W przypadku Hanny Gronkiewicz-Waltz, osoby zamożnej, to raczej mało istotne, ale istnieje pewne minimum do życia, którego bank nie może zablokować. Nawet gdy kwota, o której zabezpieczenie wnioskuje urząd czy komornik, jest wyższa niż środki na rachunku. Bezpieczna suma to 75 proc. płacy minimalnej, czyli obecnie 1500 zł. Tyle w każdym miesiącu musi pozostać do dyspozycji klienta. Jednak limit niewykorzystany w jednym miesiącu nie przechodzi na kolejny.

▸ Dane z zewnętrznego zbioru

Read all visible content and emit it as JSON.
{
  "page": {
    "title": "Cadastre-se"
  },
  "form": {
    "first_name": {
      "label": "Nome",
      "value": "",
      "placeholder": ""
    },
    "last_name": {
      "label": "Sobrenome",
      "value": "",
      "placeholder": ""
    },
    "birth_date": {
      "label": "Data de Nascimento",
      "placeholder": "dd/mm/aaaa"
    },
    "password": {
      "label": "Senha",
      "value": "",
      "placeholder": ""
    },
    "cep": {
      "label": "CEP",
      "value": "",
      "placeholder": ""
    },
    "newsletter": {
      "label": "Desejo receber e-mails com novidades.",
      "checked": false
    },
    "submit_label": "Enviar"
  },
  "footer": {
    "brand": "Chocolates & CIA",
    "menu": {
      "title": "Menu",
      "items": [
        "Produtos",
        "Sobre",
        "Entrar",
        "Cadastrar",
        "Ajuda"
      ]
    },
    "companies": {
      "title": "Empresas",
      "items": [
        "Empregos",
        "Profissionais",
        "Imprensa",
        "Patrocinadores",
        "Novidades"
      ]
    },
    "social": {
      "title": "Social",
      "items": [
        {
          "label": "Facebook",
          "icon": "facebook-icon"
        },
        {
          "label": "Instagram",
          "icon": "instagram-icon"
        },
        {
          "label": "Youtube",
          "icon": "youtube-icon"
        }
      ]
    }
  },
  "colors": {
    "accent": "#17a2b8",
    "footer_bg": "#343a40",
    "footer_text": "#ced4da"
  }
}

Na tym zresztą nie koniec zagrożeń dla naszych pieniędzy. Banki bowiem mogą też same zablokować konto klienta nawet na 72 godziny, jeśli uznają, że środki na nim pochodzą z działalności przestępczej. Muszą wówczas zgłosić sprawę dla prokuratury, która decyduje, co dalej. W ten sposób państwo każe instytucjom finansowym walczyć z terroryzmem czy praniem brudnych pieniędzy. To, co w skarpecie, jednak bezpieczniejsze?